Les acides gras saturés (AGS), présents dans les produits d’origine animale tels que la charcuterie, la viande, le beurre et le fromage, contribuent à l’élévation du LDL-cholestérol. Ces graisses se retrouvent également dans des huiles, comme celles de palme et de coco. Les acides gras trans (AGT), souvent présents dans les aliments industriels désignés par « matières grasses partiellement hydrogénées », sont également nuisibles puisqu’ils abaissent le bon cholestérol (HDL).
Il est recommandé qu’une femme ne consomme pas plus de 16 g d’AGS et 2 g d’AGT par jour. Cela se traduit par des portions contrôlées : un maximum de 30 g de fromage, 10 g de beurre, 100 à 120 g de viande, ou bien des alternatives telles que 40 g de saucisson sec ou un croissant. Les produits industriels, souvent riches en AGT, doivent être consommés avec parcimonie.
Les oméga-3, que l’on trouve dans les poissons gras, l’huile de colza et les noix, ainsi que les oméga-6 (huile de tournesol, huile d’arachide) et oméga-9 (volailles, huile d’olive, amandes, noisettes), sont bénéfiques pour la santé cardiovasculaire. En substituant les AGS par ces graisses saines, on peut espérer une diminution du LDL. Toutefois, une attention particulière doit être portée à l’apport en oméga-6, dont une surconsommation peut entraîner des effets pro-inflammatoires.
Pour intégrer ces acides gras bénéfiques, il est conseillé de privilégier la volaille et le poisson, à consommer deux fois par semaine. En cuisine, optez pour l’huile d’olive, de colza, ou de noix, à raison de trois à quatre cuillères à soupe par jour. Réservez l’huile d’arachide pour les fritures, tout en restant raisonnable, et limitez les produits contenant de l’huile de tournesol.
Une consommation excessive de fructose, souvent issue des fruits ou des sucres ajoutés, ainsi que d’alcool, peut provoquer une production accrue de triglycérides par le foie. Pour éviter cela, il est conseillé de ne pas dépasser deux fruits par jour, de limiter le sucre dans les produits laitiers et d’éviter les douceurs en excès. En cas d’hypertriglycéridémie, il est préférable d’éviter totalement l’alcool.

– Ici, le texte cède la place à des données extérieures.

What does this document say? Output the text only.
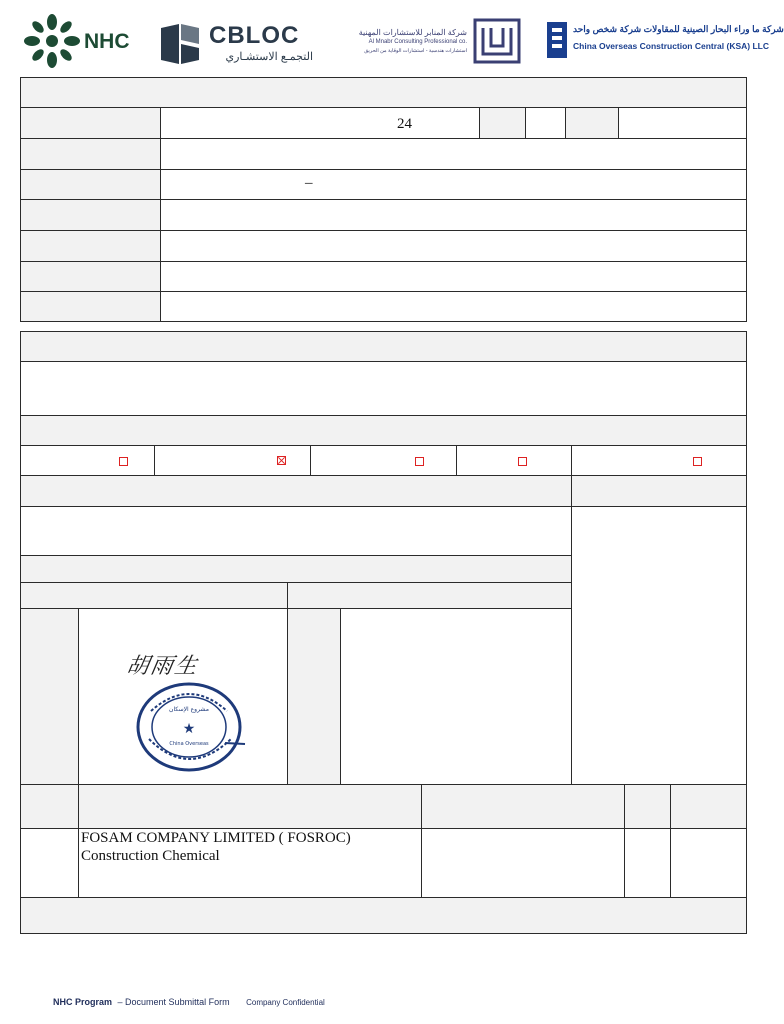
NHC	CBLOC
التجمـع الاستشـاري
شركة المنابر للاستشارات المهنية
Al Mnabr Consulting Professional co.
استشارات هندسية - استشارات الوقاية من الحريق
شركة ما وراء البحار الصينية للمقاولات شركة شخص واحد
China Overseas Construction Central (KSA) LLC
24
–
胡雨生
مشروع الإسكان
★
China Overseas
FOSAM COMPANY LIMITED ( FOSROC)
Construction Chemical
NHC Program – Document Submittal Form Company Confidential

Les fibres alimentaires jouent également un rôle crucial dans la réduction du LDL. Elles aident à piéger les graisses dans le tube digestif et diminuent le risque de diabète de type 2 ainsi que les maladies cardiovasculaires. L’apport recommandé est de 25 à 40 g de fibres par jour, dont 7 à 13 g de fibres solubles. On peut les trouver dans des aliments tels que les bananes, les myrtilles, les agrumes et les flocons d’avoine.
Pour les personnes en surpoids, perdre entre 5 et 10 % de leur poids peut avoir un impact significatif sur les taux de LDL et de triglycérides. Réduire l’apport en sucres et en alcool facilite cette perte de poids, qui devrait être progressive, à raison d’un à deux kilos par mois. L’accompagnement d’un diététicien peut s’avérer bénéfique pour suivre un régime adapté.
Enfin, l’activité physique régulière est essentielle. Un minimum de 30 minutes par jour, cinq fois par semaine, peut abaisser les triglycérides de 25 % et augmenter le HDL-cholestérol d’environ 10 %. Une vie sédentaire, en revanche, accroît le risque de maladies cardiovasculaires. Privilégier les déplacements à pied ou à vélo est un bon moyen d’incorporer de l’activité physique dans son quotidien.
Il est donc crucial de prendre en main sa santé en adaptant son mode de vie. En effet, de simples ajustements alimentaires, combinés à une activité physique régulière, peuvent considérablement améliorer vos taux de cholestérol et de triglycérides et, partant, votre santé cardiovasculaire.